L'idée générale est que chaque fraction de la hiérarchie reçoit à-peu-près la même part des ressources sociales. Plus la fraction hiérarchique est élevée, moins elle compte de membres. Pour éviter qu'une fraction réduite des membres de la société accapare une part prépondérante des ressources plusieurs mécanismes sont mis en place, diversement réalisés mais tous du même ordre, entre autres les fonctions hiérarchiquement les plus élevées sont dévolues pour un temps limité et effectuées successivement par des membres peu liés entre eux, les détenteurs d'une fonction élevée doivent redistribuer une part assez ou très importante des ressources dont ils disposent à temps fixé, des organes de contrôle et de régulation vérifient la bonne réalisation de ces mécanismes et si nécessaire sanctionnent les infractions, etc. Mais ces mécanismes tendent à se dérégler avec le temps et les positions hiérarchiques à se figer. Le point qui permet ce dérèglement est justement que le contrôle des flux est réalisé par les fractions les plus élevées de la société, raison pourquoi leurs positions devraient rester précaires et raison pourquoi ils détiennent aussi le moyen de les préserver. Pour y parvenir ils ont à disposition trois instruments, “diviser pour régner”, “organiser la rareté” et “diffuser de fausses nouvelles”. À long terme cela ne peut qu'échouer mais du moins, un tel processus peut se préserver pendant un temps assez ou très long.
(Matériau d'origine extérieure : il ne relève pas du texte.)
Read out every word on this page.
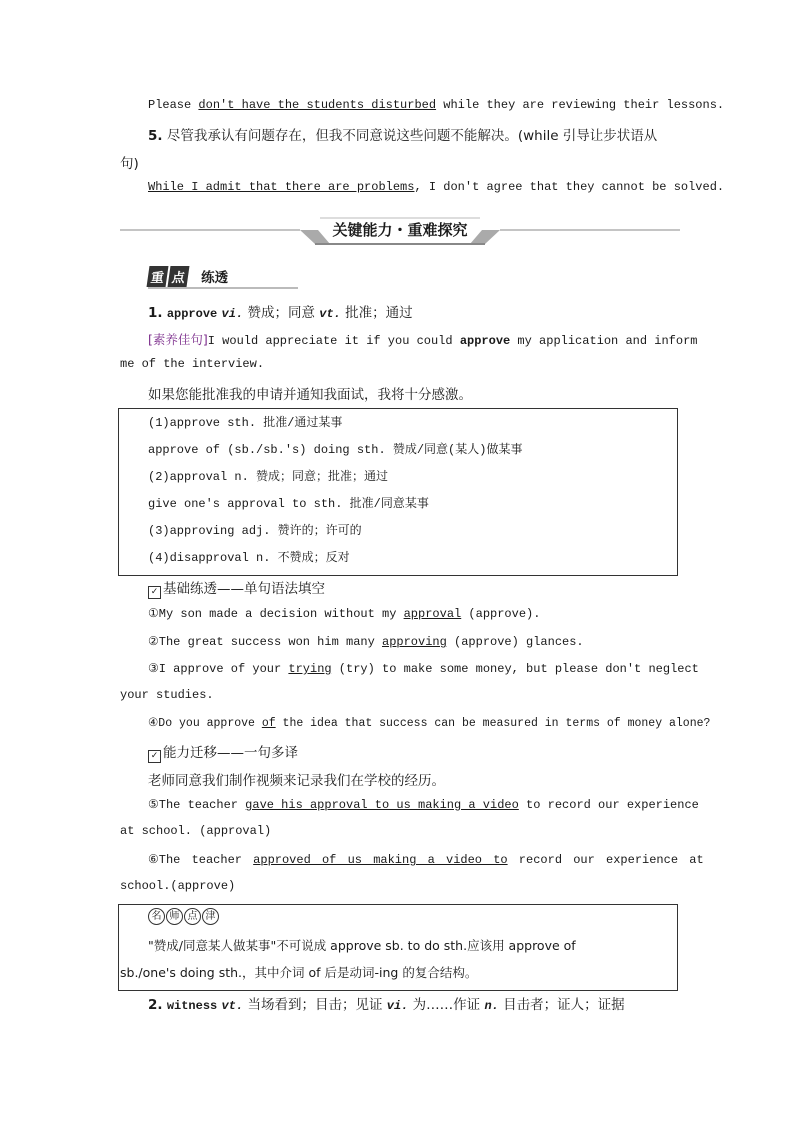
Please don't have the students disturbed while they are reviewing their lessons.
5. 尽管我承认有问题存在，但我不同意说这些问题不能解决。(while 引导让步状语从
句)
While I admit that there are problems, I don't agree that they cannot be solved.
关键能力・重难探究
重 点 练透
1. approve vi. 赞成；同意 vt. 批准；通过
[素养佳句]I would appreciate it if you could approve my application and inform
me of the interview.
如果您能批准我的申请并通知我面试，我将十分感激。
(1)approve sth. 批准/通过某事
approve of (sb./sb.'s) doing sth. 赞成/同意(某人)做某事
(2)approval n. 赞成；同意；批准；通过
give one's approval to sth. 批准/同意某事
(3)approving adj. 赞许的；许可的
(4)disapproval n. 不赞成；反对
✓ 基础练透——单句语法填空
①My son made a decision without my approval (approve).
②The great success won him many approving (approve) glances.
③I approve of your trying (try) to make some money, but please don't neglect
your studies.
④Do you approve of the idea that success can be measured in terms of money alone?
✓ 能力迁移——一句多译
老师同意我们制作视频来记录我们在学校的经历。
⑤The teacher gave his approval to us making a video to record our experience
at school. (approval)
⑥The teacher approved of us making a video to record our experience at
school.(approve)
名 师 点 津
"赞成/同意某人做某事"不可说成 approve sb. to do sth.应该用 approve of
sb./one's doing sth.，其中介词 of 后是动词-ing 的复合结构。
2. witness vt. 当场看到；目击；见证 vi. 为……作证 n. 目击者；证人；证据
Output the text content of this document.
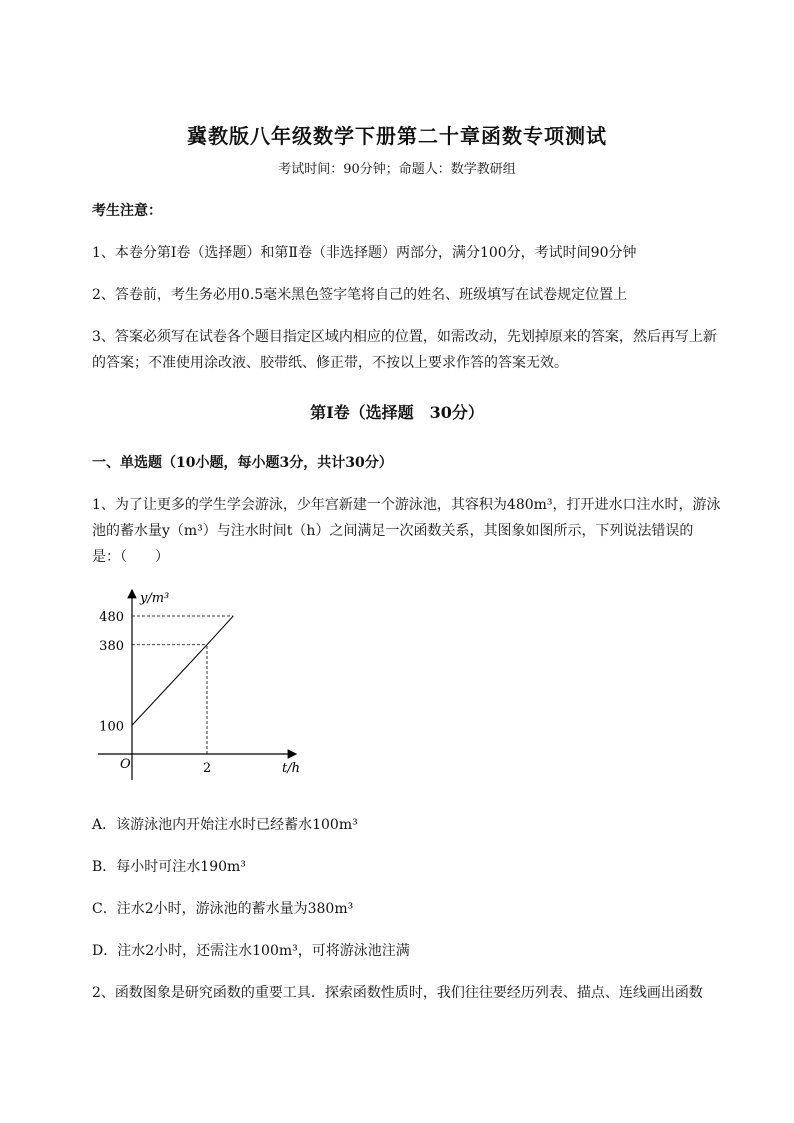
冀教版八年级数学下册第二十章函数专项测试
考试时间：90分钟；命题人：数学教研组
考生注意：
1、本卷分第I卷（选择题）和第Ⅱ卷（非选择题）两部分，满分100分，考试时间90分钟
2、答卷前，考生务必用0.5毫米黑色签字笔将自己的姓名、班级填写在试卷规定位置上
3、答案必须写在试卷各个题目指定区域内相应的位置，如需改动，先划掉原来的答案，然后再写上新
的答案；不准使用涂改液、胶带纸、修正带，不按以上要求作答的答案无效。
第I卷（选择题　30分）
一、单选题（10小题，每小题3分，共计30分）
1、为了让更多的学生学会游泳，少年宫新建一个游泳池，其容积为480m³，打开进水口注水时，游泳
池的蓄水量y（m³）与注水时间t（h）之间满足一次函数关系，其图象如图所示，下列说法错误的
是：（　　）
100
380
480
2
y/m³
t/h
O
A．该游泳池内开始注水时已经蓄水100m³
B．每小时可注水190m³
C．注水2小时，游泳池的蓄水量为380m³
D．注水2小时，还需注水100m³，可将游泳池注满
2、函数图象是研究函数的重要工具．探索函数性质时，我们往往要经历列表、描点、连线画出函数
Le complot comme mode de gouvernement.

La raison pour laquelle il importe de ne pas adhérer à une idéologie “fractionnante” est que ça ne peut que contribuer à renforcer une organisation sociale de cette sorte. Pour exemple Marx et Engels avaient somme toute une assez bonne analyse du processus de domination mis en place à leur époque et même, de son devenir, mais une très mauvaise hypothèse quant au moyen de changer les choses, preuve en a été l'échec évident des révolutions soviétique puis, plus tard, chinoise, qui ne sont pas proprement des trahisons de l'idéal communiste mais un simple dévoiement, la notion d'« avant-garde révolutionnaire » développée par Lénine n'est pas proprement définie par Marx et Engels mais s'appuie sur certains passages du Manifeste du Parti communiste, notamment ce passage de la partie II du Manifeste :

Les communistes ne se distinguent des autres partis ouvriers que sur deux points. D'une part, dans les différentes luttes nationales des prolétaires, ils mettent en avant et font valoir les intérêts indépendants de la nationalité et communs à tout le prolétariat. D'autre part, dans les différentes phases de développement que traverse la lutte entre prolétariat et bourgeoisie, ils représentent toujours les intérêts du mouvement dans sa totalité.
Pratiquement, les communistes sont donc la fraction la plus résolue des partis ouvriers de tous les pays, la fraction qui entraîne toutes les autres ; sur le plan de la théorie, ils ont sur le reste du prolétariat l'avantage d'une intelligence claire des conditions, de la marche et des résultats généraux du mouvement prolétarien.
Le but immédiat des communistes est le même que celui de tous les partis ouvriers : constitution du prolétariat en classe, renversement de la domination bourgeoise, conquête du pouvoir politique par le prolétariat.
Les thèses des communistes ne reposent nullement sur des idées, des principes inventés ou découverts par tel ou tel réformateur du monde.
Elles ne sont que l'expression générale des conditions réelles d'une lutte de classe existante, d'un mouvement historique qui s'opère sous nos yeux.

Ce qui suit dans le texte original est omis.